"what i give to my clay is what it will give back to me. in my inner world of intentions, honesty is more powerful than intention. if i can quiet my mind long enough, this honesty will bring to light what i could not hear my subconscious telling me." cary weigandI want to try to do that. Right now. I want enough quiet in my wordy mind so that the truth of this kind of happy can float to the top and be spoken. (sigh ....) It's a conundrum I am discovering. Writerly honesty is just like honesty in clay, but the quiet for a writer has to result in words. Getting rid of thoughts in words so that the truth in words can bubble up - or, really, sprout - do that baby leaves thing, and then finally reach for the sun and turn into something identifiable - and then bloom and be its own fruiting thing. Wait. What? Words? Words in the way? Waaaah! ----start again.

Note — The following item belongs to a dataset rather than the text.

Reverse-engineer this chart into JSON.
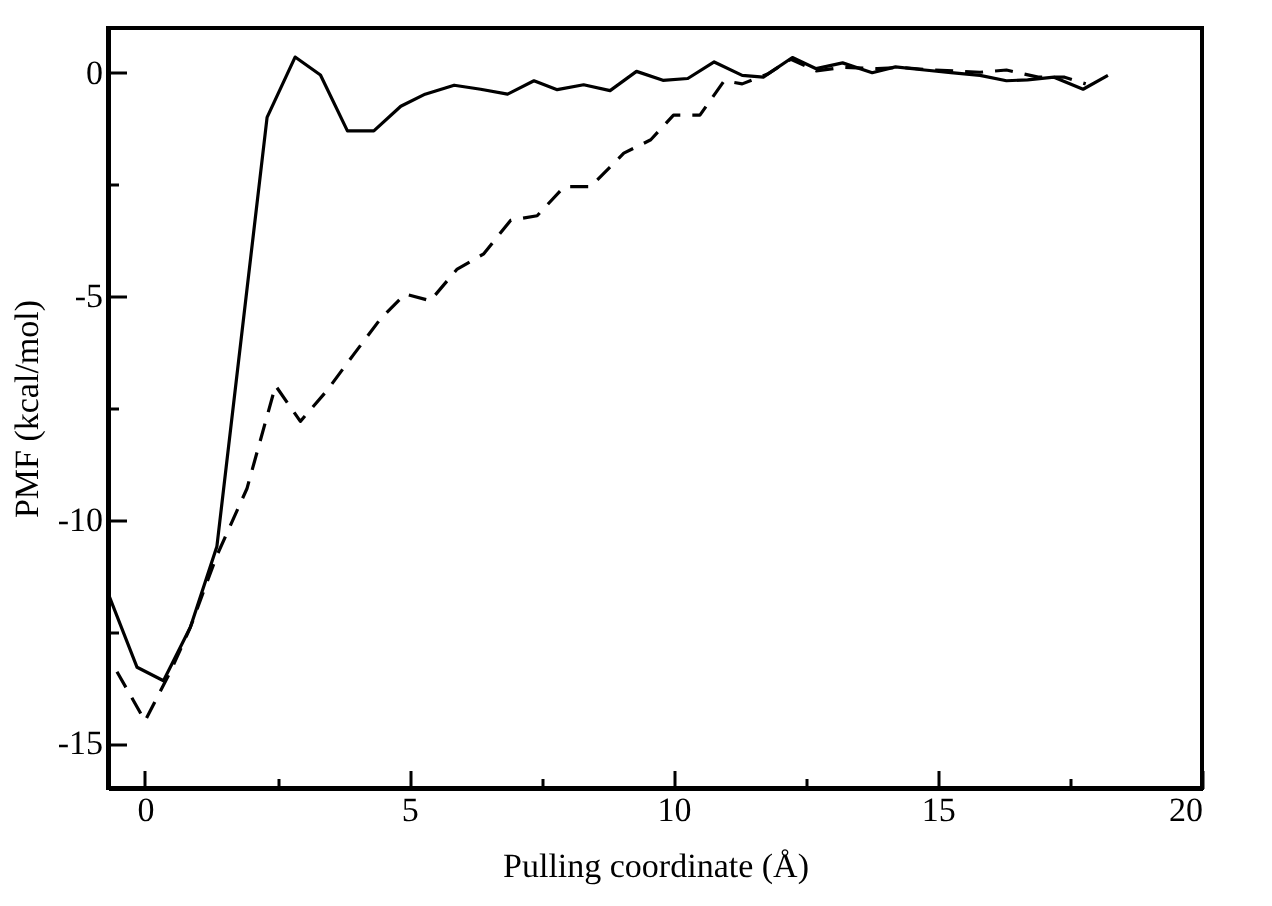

One of those marvelous little miracles happened yesterday - for about the fifth or sixth time in as many weeks. It's like I've rounded a corner into some kind of Alice in Wonderland, decorated for a party Hogwarts great hall, fantastic little place in the middle of the woods, and all the stuff around me keeps surprising me by bursting open and spraying something wonderfully scented and laugh-out-loud adorable into the air. I laugh. I breathe it in. And then I just stand there - being happy. Eventually, my eyes open and focus and I walk around, and peer down at the funny little flowers, and then it happens again! Pop! This time, right in my face!
See, someone in our high school class started a Facebook page. Slowly, all the sweet, amazing kids I knew back then, with all our goofy memories and not a few pictures of that moment in time and place, it's all coming together at this page, and over and over, someone says, "hahaha! I remember that!" We're not kids anymore - but you'd never know we haven't talked to each other since then. We still know each other. We still love each other. And this is sweet and marvelous on its own, but yesterday, one of the buds popped in my face.
One of the Daves (we had several in our class - Davids and Johns and Steves took up a lot of hte roll call) - he called me. On the phone. And we talked and talked and talked ... and I discovered that I wasn't the only one noticing the oddball minutia of our fifth grade play about Elijah and our sixth grade teacher from Georgia ... and the Pleasantville community where we were kids once, kids, young and strong and happy and always a little bit confused.
What an odd spring this has been. I keep getting friends returned to me - and my youth restored to me, but like a buried treasure that's been aging and turning into something it wasn't when I buried it. My daughter came home safe and sound. My daughter has been returned to me. My job at the library is becoming more sustaining to me - more responsible, more pay per hour. There is an incoming tide right now, and it's brimming over with these weird little bursts of happiness - it's a tide that brings a wild garden that bursts at random and makes me drunk and laughing.